3.親族間の争いにより、従業員が動揺したり、退社してしまう。
納税リスク 1.納税期限までの納税ができずに、加算税や延滞税など、さらに負担が増してしまう。
2.相続税の納税資金を借入金で賄うことにより、長期にわたる返済負担に苦しむことになる。

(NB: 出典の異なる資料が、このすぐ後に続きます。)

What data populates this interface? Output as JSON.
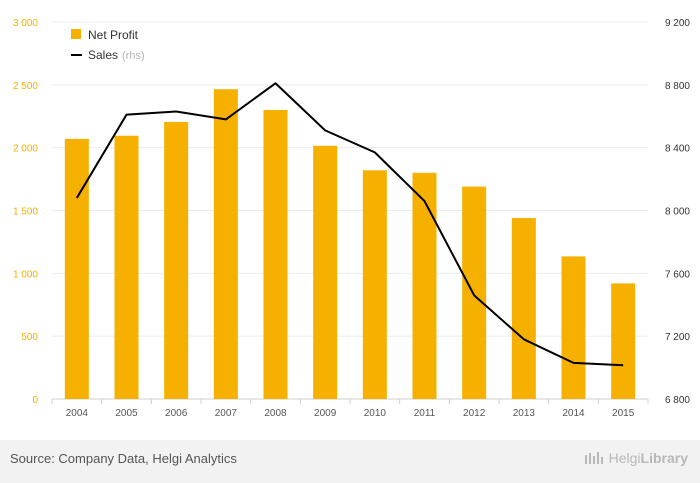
{
  "chart_data": {
    "type": "bar+line",
    "categories": [
      "2004",
      "2005",
      "2006",
      "2007",
      "2008",
      "2009",
      "2010",
      "2011",
      "2012",
      "2013",
      "2014",
      "2015"
    ],
    "series": [
      {
        "name": "Net Profit",
        "axis": "left",
        "kind": "bar",
        "color": "#f5b000",
        "values": [
          2070,
          2095,
          2205,
          2465,
          2300,
          2015,
          1820,
          1800,
          1690,
          1440,
          1135,
          920
        ]
      },
      {
        "name": "Sales",
        "name_suffix": "(rhs)",
        "axis": "right",
        "kind": "line",
        "color": "#000000",
        "values": [
          8080,
          8610,
          8630,
          8580,
          8810,
          8510,
          8370,
          8060,
          7460,
          7180,
          7030,
          7015
        ]
      }
    ],
    "left_axis": {
      "min": 0,
      "max": 3000,
      "ticks": [
        "0",
        "500",
        "1 000",
        "1 500",
        "2 000",
        "2 500",
        "3 000"
      ]
    },
    "right_axis": {
      "min": 6800,
      "max": 9200,
      "ticks": [
        "6 800",
        "7 200",
        "7 600",
        "8 000",
        "8 400",
        "8 800",
        "9 200"
      ]
    },
    "legend_position": "top-left",
    "grid": "horizontal"
  },
  "footer": {
    "source": "Source: Company Data, Helgi Analytics",
    "brand_a": "Helgi",
    "brand_b": "Library"
  }
}
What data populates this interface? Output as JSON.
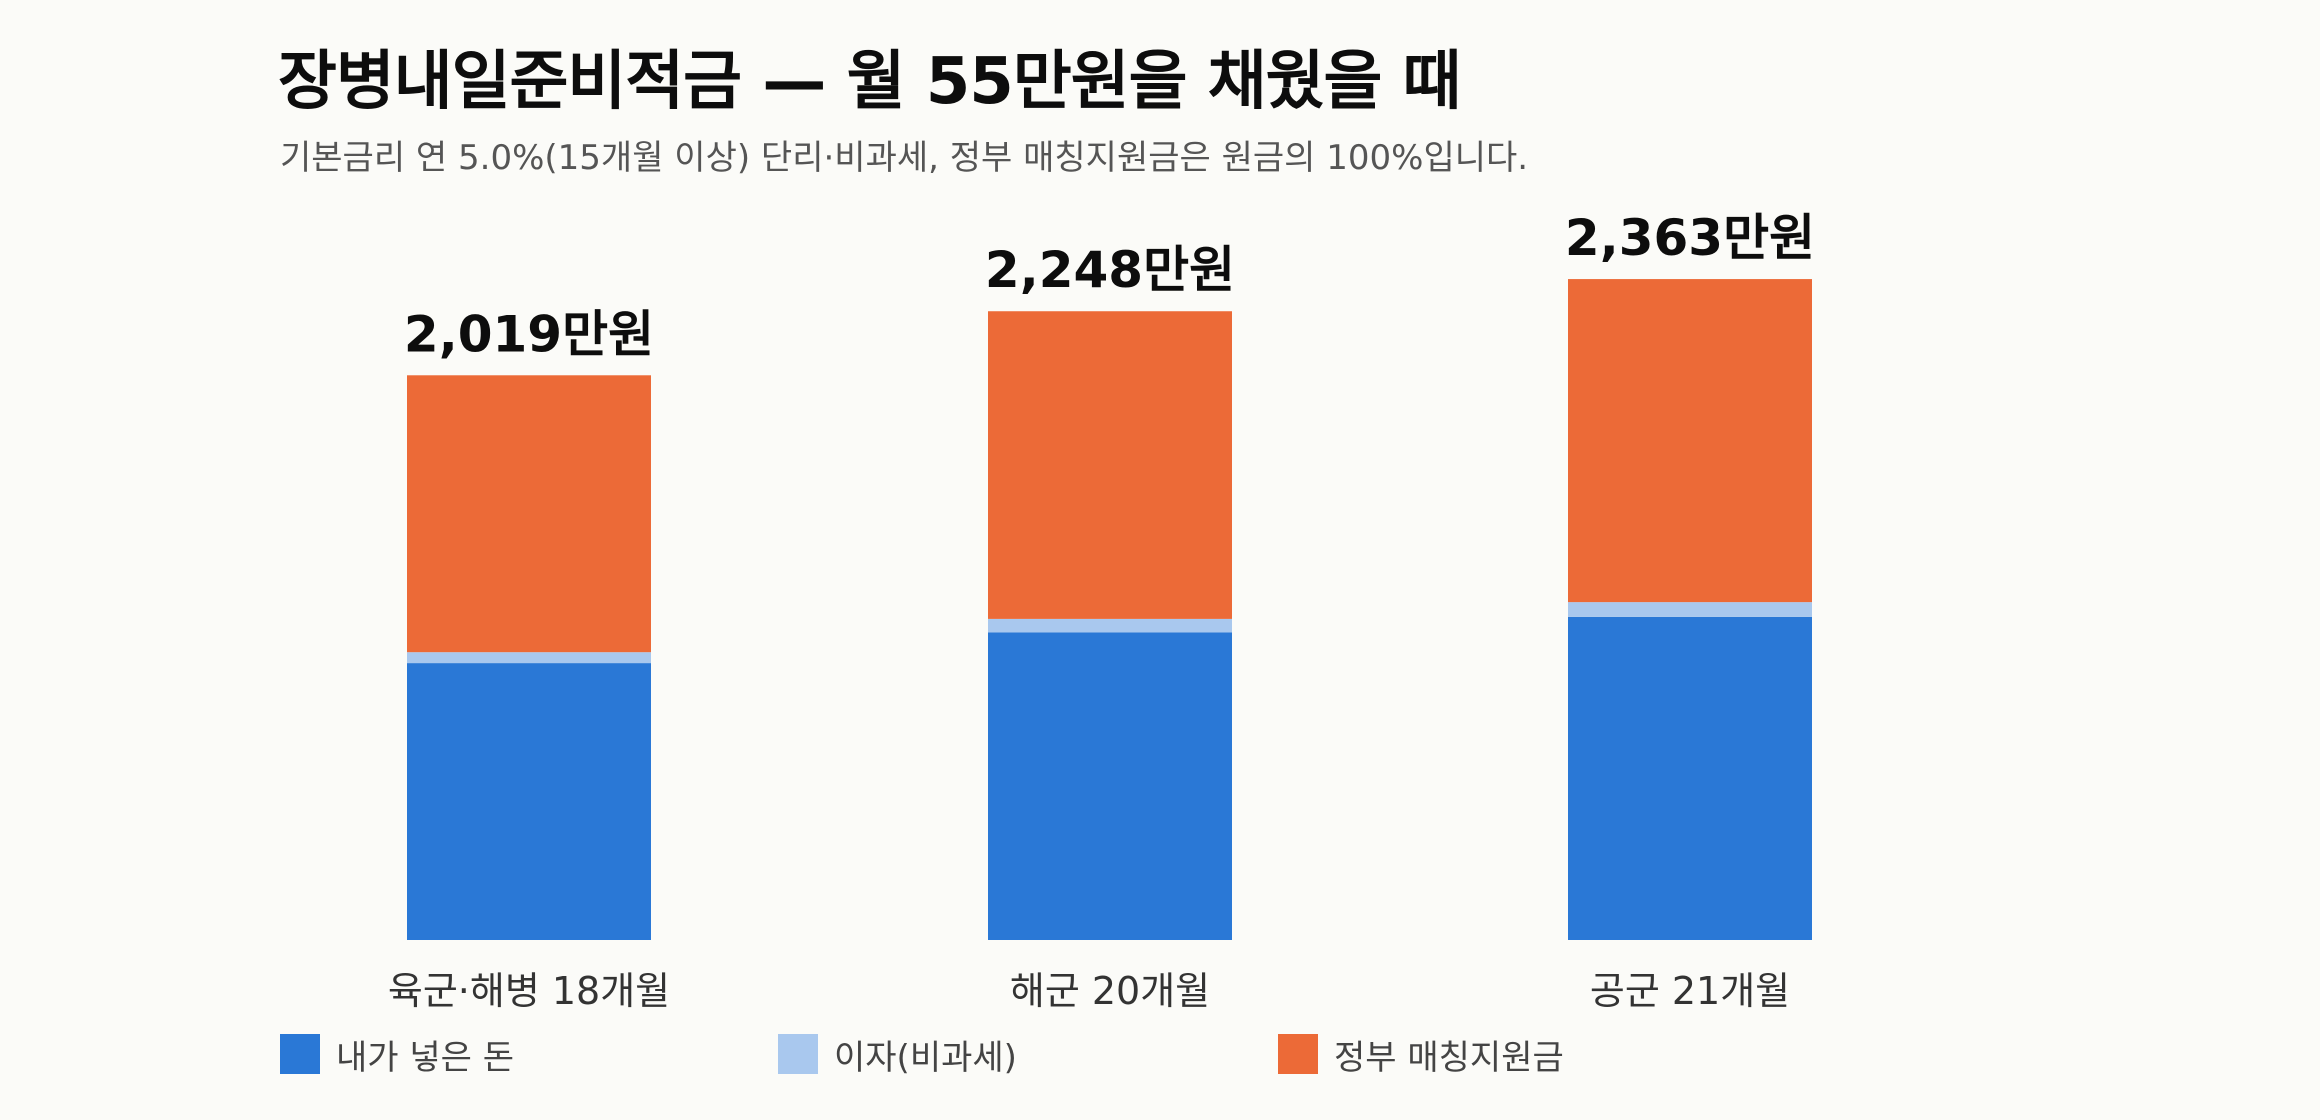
{
  "header": {
    "title": "장병내일준비적금 — 월 55만원을 채웠을 때",
    "subtitle": "기본금리 연 5.0%(15개월 이상) 단리·비과세, 정부 매칭지원금은 원금의 100%입니다."
  },
  "colors": {
    "principal": "#2a78d6",
    "interest": "#a9c8ee",
    "matching": "#ec6a37"
  },
  "legend": {
    "items": [
      {
        "label": "내가 넣은 돈",
        "color": "#2a78d6"
      },
      {
        "label": "이자(비과세)",
        "color": "#a9c8ee"
      },
      {
        "label": "정부 매칭지원금",
        "color": "#ec6a37"
      }
    ]
  },
  "chart_data": {
    "type": "bar",
    "stacked": true,
    "categories": [
      "육군·해병 18개월",
      "해군 20개월",
      "공군 21개월"
    ],
    "series": [
      {
        "name": "내가 넣은 돈",
        "values": [
          990,
          1100,
          1155
        ]
      },
      {
        "name": "이자(비과세)",
        "values": [
          39,
          48,
          53
        ]
      },
      {
        "name": "정부 매칭지원금",
        "values": [
          990,
          1100,
          1155
        ]
      }
    ],
    "totals": [
      2019,
      2248,
      2363
    ],
    "total_labels": [
      "2,019만원",
      "2,248만원",
      "2,363만원"
    ],
    "title": "장병내일준비적금 — 월 55만원을 채웠을 때",
    "xlabel": "",
    "ylabel": "",
    "grid": false,
    "legend_position": "bottom-left"
  }
}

3.納税資金を会社の信用力や財産処分により賄うことにより、会社の財務内容の悪化や資金調達能力の低下をもたらし、業績に悪影響が生じてしまう。

●図3 事業承継対策の流れ

【約1~2ヶ月】
現状分析
1.会社の概況
過去3期分の決算書、法人税申告書、登記簿謄本、定款、株主名簿などを入手し、経営者へのインタビューにより会社の概況を把握します。
2.後継者候補の状況
親族図、経営者や親族への意向などをヒアリングします。
3.自社株の評価と相続税額
自社株の評価と相続税の試算を行います。
【約1~2ヶ月】
基本方針の決定
親族内承継、親族外承継、M&Aなど、後継者の育成方法、後継者候補や承継方法、承継時期など基本方針を決めます。
【約1~2ヶ月】
問題点の把握
経営上、法務上、税務上の各ポイントについて、問題の有無を把握します。
【約1~2ヶ月】
対策プランの立案
把握した問題点を解消するための対策を立案します。
【約3年】
事業承継の計画書作成
会社の利益計画、経営者と後継者の年齢と持株比率、各年度での対策を一覧できる年表を作成します。
【約3年】
実行
立てた対策プランを順次実行します。
【継続】
継続フォロー
一度決めた計画も、フォローアップして、状況に対応していくことが必要です。特に自社株の評価額は定期的に確認します。